Najih menuturkan bahwa investigasi dilakukan terkait aspek pelayanan publik. Mulai sebelum peristiwa, saat peristiwa, realisasi bantuan, hingga penegakan hukumnya. Sejauh ini, tim masih terus mengumpulkan data valid baik di lokasi kejadian hingga kelengkapan dokumen.
”Kita menaruh perhatian terkait aspek pelayanan publiknya. Sampai saat ini, kita mulai masuk untuk investigasi ke semua pihak, termasuk pemeriksaan kepada tersangka, kita monitor terus,” ungkap Najih.
Sebelumnya, Ombudsman juga telah merilis temuan maladministrasi dari sejumlah aspek yang diabaikan sesuai Pasal 1 huruf 2 Regulasi Keselamatan dan Keamanan (RKK) PSSI 2021, yaitu kelebihan jumlah penonton, kepastian layanan kedaruratan, hingga mekanisme pengendalian massa oleh pihak kepolisian yang berlebihan.
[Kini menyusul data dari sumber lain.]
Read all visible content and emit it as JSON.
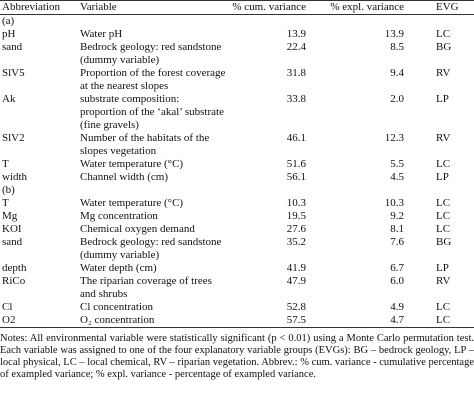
{
  "table": {
    "columns": [
      "Abbreviation",
      "Variable",
      "% cum. variance",
      "% expl. variance",
      "EVG"
    ],
    "sections": [
      {
        "label": "(a)",
        "rows": [
          [
            "pH",
            "Water pH",
            "13.9",
            "13.9",
            "LC"
          ],
          [
            "sand",
            "Bedrock geology: red sandstone (dummy variable)",
            "22.4",
            "8.5",
            "BG"
          ],
          [
            "SlV5",
            "Proportion of the forest coverage at the nearest slopes",
            "31.8",
            "9.4",
            "RV"
          ],
          [
            "Ak",
            "substrate composition: proportion of the ‘akal’ substrate (fine gravels)",
            "33.8",
            "2.0",
            "LP"
          ],
          [
            "SlV2",
            "Number of the habitats of the slopes vegetation",
            "46.1",
            "12.3",
            "RV"
          ],
          [
            "T",
            "Water temperature (°C)",
            "51.6",
            "5.5",
            "LC"
          ],
          [
            "width",
            "Channel width (cm)",
            "56.1",
            "4.5",
            "LP"
          ]
        ]
      },
      {
        "label": "(b)",
        "rows": [
          [
            "T",
            "Water temperature (°C)",
            "10.3",
            "10.3",
            "LC"
          ],
          [
            "Mg",
            "Mg concentration",
            "19.5",
            "9.2",
            "LC"
          ],
          [
            "KOI",
            "Chemical oxygen demand",
            "27.6",
            "8.1",
            "LC"
          ],
          [
            "sand",
            "Bedrock geology: red sandstone (dummy variable)",
            "35.2",
            "7.6",
            "BG"
          ],
          [
            "depth",
            "Water depth (cm)",
            "41.9",
            "6.7",
            "LP"
          ],
          [
            "RiCo",
            "The riparian coverage of trees and shrubs",
            "47.9",
            "6.0",
            "RV"
          ],
          [
            "Cl",
            "Cl concentration",
            "52.8",
            "4.9",
            "LC"
          ],
          [
            "O2",
            "O₂ concentration",
            "57.5",
            "4.7",
            "LC"
          ]
        ]
      }
    ]
  },
  "notes": "Notes: All environmental variable were statistically significant (p < 0.01) using a Monte Carlo permutation test. Each variable was assigned to one of the four explanatory variable groups (EVGs): BG – bedrock geology, LP – local physical, LC – local chemical, RV – riparian vegetation. Abbrev.: % cum. variance - cumulative percentage of exampled variance; % expl. variance - percentage of exampled variance."
}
Kata dia, dalam aturan itu sudah jelas menjamin keselamatan dan keamanan penonton di dalam stadion. Apalagi, insiden penembakan gas air mata itu mengakibatkan kepanikan massa sehingga saling berebut mencari pintu keluar. Faktanya, situasi ini justru semakin membuat korban jiwa berlipat ganda. Padahal, meski penembakan gas air mata sesuai dengan Perkapolri Nomor 16 Tahun 2006 tentang Pedoman Pengendalian Massa, namun dinilai tidak tepat karena kondisi stadion yang tidak sesuai standar. Lagipula, cara pengamanan seperti itu juga menyalahi standar FIFA pada pasal 19 FIFA terkait Stadium Safety and Security.
Selain itu, Ombudsman juga sedang mendalami soal kebijakan PT LIB yang bersikeras agar derby Jatim itu tetap dilangsungkan pada malam hari. Meski begitu, Ombudsman tidak berfokus soal itu.
Pada dasarnya, kelalaian dalam memitigasi potensi kerusuhan itu termasuk dalam maladministrasi sesuai UU Nomor 25 Tahun 2009 tentang Pelayanan Publik. Belum lagi, polisi juga memunculkan simbol “Surabaya” dengan menggunakan kendaraan taktis (rantis) atau truk polisi bertuliskan Polrestabes Surabaya.
”Dari kami masih akan terus menelusuri lebih dalam terkait potensi maladministrasi ini,” tegas Najih.